American jurist and lawyer (born 1957)

William Francis Sullivan (born June 15, 1957) is an American jurist and lawyer. He is an associate justice for the Massachusetts Superior Court.

==Early life and education==
He was born on June 15, 1957, in Boston, Massachusetts. Sullivan graduated from Xaverian Brothers High School in Westwood, Massachusetts. He then received his undergraduate degree from the University of Notre Dame and his J.D. from the Boston College Law School.
==Career==
Prior to his judicial career, Sullivan was a partner at his firm of Sullivan and Sweeney, LLP in Quincy, Massachusetts.
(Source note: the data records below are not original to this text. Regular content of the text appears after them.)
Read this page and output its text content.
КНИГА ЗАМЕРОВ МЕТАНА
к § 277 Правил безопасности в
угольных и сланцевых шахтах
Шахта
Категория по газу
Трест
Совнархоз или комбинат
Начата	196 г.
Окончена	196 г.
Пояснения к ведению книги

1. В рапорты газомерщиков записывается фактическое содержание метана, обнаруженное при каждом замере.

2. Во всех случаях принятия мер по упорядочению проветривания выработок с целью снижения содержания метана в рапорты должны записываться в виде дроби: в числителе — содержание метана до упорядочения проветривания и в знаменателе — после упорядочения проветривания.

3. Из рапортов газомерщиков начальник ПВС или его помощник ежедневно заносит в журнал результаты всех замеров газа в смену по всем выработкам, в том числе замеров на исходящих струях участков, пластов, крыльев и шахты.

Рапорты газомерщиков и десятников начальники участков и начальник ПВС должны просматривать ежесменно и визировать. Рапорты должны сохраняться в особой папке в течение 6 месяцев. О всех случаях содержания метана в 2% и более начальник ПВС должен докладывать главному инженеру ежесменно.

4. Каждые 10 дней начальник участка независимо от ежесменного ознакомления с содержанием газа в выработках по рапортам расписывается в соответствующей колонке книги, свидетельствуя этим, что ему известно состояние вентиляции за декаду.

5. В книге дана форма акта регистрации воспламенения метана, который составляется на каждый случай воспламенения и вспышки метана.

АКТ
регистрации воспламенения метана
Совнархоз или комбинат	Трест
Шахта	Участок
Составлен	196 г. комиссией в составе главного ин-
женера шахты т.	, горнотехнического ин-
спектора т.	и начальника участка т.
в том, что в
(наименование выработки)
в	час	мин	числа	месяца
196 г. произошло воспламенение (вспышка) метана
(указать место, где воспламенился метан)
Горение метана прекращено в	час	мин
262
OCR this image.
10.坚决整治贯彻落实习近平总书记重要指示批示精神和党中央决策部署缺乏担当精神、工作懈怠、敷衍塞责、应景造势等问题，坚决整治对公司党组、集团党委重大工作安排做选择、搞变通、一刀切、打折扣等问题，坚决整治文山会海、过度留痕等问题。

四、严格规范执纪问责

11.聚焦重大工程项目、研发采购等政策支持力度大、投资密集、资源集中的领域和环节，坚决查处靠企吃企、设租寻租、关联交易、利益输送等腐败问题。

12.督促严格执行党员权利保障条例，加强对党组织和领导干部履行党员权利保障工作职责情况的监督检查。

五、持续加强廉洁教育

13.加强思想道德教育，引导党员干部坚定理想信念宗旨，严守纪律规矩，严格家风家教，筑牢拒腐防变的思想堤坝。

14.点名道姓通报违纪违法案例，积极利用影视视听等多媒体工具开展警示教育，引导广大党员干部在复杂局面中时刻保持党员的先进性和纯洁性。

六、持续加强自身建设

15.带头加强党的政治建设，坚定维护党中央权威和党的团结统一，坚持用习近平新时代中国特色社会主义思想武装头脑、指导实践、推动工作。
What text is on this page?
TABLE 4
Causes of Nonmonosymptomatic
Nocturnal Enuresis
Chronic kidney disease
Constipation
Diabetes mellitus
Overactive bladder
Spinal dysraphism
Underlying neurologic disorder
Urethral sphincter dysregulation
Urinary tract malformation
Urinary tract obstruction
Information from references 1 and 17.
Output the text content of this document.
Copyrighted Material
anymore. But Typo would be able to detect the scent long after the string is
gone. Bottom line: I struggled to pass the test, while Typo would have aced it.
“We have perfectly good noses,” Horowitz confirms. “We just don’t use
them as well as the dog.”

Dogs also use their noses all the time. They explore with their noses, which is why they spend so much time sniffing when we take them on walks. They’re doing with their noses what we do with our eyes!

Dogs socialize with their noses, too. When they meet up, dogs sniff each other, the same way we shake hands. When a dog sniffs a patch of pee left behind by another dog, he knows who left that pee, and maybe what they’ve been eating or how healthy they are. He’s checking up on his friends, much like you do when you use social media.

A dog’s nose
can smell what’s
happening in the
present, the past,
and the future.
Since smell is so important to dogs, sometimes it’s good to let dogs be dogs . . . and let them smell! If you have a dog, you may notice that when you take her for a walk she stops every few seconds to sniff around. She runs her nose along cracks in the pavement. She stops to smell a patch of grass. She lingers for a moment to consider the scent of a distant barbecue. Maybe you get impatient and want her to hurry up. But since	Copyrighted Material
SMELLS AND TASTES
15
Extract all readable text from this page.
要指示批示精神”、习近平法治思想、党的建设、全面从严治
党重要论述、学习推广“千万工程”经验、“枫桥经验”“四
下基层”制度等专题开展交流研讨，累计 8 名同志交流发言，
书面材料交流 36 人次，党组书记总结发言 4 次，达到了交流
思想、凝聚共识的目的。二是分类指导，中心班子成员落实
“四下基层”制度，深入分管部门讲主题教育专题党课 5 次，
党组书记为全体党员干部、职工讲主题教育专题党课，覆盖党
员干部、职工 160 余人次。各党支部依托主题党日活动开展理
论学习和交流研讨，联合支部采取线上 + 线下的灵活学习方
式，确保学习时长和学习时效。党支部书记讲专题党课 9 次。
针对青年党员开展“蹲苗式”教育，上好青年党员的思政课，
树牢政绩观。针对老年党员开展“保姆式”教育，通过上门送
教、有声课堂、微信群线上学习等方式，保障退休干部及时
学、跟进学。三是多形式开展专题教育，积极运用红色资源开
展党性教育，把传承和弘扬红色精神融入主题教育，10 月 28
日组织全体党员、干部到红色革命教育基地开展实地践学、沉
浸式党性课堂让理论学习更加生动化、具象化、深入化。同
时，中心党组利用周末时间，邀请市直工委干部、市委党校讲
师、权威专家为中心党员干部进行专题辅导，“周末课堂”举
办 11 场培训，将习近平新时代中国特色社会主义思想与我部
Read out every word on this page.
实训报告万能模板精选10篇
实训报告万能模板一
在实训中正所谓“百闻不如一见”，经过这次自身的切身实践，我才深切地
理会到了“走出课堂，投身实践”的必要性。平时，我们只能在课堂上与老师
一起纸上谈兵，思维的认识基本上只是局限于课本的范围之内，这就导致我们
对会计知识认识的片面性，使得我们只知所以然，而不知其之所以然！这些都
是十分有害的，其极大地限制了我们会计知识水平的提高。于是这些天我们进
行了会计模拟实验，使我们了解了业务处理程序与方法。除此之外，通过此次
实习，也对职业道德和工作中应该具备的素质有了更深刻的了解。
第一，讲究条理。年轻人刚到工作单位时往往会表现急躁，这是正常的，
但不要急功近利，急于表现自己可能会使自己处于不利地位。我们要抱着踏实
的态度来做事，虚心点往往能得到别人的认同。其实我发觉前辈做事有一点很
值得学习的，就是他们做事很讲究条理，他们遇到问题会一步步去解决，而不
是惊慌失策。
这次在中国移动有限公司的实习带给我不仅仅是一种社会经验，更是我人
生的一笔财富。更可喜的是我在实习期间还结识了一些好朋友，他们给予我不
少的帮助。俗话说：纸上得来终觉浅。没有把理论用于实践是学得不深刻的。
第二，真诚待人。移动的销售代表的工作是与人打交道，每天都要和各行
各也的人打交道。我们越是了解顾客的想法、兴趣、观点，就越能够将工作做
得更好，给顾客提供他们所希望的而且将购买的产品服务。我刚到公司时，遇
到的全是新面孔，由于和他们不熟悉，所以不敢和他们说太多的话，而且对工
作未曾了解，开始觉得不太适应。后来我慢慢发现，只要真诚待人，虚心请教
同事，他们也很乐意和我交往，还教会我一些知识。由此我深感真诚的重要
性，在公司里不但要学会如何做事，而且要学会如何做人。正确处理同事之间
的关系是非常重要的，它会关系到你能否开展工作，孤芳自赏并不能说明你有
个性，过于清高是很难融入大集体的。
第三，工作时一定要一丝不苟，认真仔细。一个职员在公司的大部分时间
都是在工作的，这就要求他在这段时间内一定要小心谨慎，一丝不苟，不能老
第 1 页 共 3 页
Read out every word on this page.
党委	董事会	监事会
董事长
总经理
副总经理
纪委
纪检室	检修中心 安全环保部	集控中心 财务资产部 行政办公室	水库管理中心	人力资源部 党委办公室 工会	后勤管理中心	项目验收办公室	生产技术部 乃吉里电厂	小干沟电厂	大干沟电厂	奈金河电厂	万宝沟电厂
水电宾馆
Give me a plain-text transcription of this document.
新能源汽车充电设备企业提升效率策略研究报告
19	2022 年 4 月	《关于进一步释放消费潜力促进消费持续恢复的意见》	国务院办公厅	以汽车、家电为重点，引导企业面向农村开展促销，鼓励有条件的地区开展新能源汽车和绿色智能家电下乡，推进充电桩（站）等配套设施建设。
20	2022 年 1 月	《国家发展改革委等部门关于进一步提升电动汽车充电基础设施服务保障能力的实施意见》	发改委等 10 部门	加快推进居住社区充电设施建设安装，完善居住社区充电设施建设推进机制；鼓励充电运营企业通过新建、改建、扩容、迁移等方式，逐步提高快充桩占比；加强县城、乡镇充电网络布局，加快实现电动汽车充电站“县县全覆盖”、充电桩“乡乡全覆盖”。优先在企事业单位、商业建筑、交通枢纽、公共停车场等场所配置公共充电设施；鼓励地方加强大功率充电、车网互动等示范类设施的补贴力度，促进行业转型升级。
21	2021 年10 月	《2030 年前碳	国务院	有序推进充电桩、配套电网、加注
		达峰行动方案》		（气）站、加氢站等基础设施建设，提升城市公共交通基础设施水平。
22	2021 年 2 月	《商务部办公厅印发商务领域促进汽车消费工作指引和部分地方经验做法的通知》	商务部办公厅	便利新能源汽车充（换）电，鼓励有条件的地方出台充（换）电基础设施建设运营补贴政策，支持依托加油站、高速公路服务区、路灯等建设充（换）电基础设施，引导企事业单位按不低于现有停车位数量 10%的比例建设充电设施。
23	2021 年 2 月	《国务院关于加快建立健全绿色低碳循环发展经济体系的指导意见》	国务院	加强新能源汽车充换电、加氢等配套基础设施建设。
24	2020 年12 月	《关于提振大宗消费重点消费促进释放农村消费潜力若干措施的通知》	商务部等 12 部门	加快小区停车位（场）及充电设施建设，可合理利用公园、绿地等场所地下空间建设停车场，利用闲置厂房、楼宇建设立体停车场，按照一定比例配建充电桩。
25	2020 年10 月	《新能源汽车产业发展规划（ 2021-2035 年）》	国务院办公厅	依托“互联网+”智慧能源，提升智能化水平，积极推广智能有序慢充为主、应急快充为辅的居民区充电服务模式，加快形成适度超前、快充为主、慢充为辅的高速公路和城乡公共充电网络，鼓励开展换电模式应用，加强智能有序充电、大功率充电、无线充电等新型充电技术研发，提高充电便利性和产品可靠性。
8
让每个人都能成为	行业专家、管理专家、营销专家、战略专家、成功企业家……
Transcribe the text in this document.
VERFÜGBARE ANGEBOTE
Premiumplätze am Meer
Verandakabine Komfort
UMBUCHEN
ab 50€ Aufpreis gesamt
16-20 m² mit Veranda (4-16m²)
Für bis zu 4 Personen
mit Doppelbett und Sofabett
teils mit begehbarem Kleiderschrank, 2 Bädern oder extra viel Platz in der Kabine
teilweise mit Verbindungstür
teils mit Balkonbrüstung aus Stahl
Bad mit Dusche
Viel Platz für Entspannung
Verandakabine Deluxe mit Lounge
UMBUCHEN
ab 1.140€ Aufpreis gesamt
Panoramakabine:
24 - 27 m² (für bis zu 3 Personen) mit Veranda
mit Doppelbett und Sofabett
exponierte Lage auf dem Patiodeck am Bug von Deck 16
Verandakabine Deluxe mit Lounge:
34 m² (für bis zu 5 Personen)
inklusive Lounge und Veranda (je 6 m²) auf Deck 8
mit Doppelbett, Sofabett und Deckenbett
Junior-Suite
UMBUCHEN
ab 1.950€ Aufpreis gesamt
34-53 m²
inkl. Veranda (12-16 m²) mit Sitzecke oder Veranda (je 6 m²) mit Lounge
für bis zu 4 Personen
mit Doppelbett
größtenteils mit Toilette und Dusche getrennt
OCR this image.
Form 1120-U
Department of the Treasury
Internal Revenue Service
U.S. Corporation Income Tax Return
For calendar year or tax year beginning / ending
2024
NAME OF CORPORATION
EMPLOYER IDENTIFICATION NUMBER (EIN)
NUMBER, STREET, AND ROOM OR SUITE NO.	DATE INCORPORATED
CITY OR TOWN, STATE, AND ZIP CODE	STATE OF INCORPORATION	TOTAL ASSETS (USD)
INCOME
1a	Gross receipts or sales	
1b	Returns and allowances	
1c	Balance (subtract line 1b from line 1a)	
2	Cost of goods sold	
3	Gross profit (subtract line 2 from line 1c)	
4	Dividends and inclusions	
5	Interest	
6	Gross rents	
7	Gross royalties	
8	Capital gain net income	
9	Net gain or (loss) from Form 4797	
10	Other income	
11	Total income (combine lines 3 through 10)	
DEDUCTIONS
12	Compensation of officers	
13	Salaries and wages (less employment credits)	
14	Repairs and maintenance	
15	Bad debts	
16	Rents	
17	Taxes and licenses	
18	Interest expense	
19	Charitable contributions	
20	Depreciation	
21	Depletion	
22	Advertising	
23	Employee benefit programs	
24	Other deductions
He also previously served as a special assistant city solicitor for Quincy from 2006 to 2008 and as a prosecutor for the Norfolk County, Massachusetts, District Attorney’s Office from 1982 to 1984. He was nominated to the state superior court by former governor Deval Patrick (D) in April 2014, and his nomination was confirmed by the Governor's Council on May 21, 2014. Sullivan may serve on the court until he reaches the mandatory retirement age of 70. In 2026, he presided over the trial of Lindsay Clancy, who was accused of first-degree murder by the Commonwealth of Massachusetts in relation to the strangling of her three children in 2023.

==Personal life==
He and his wife, Mary Lou, have three children. Will, Conor and Brennan Sullivan.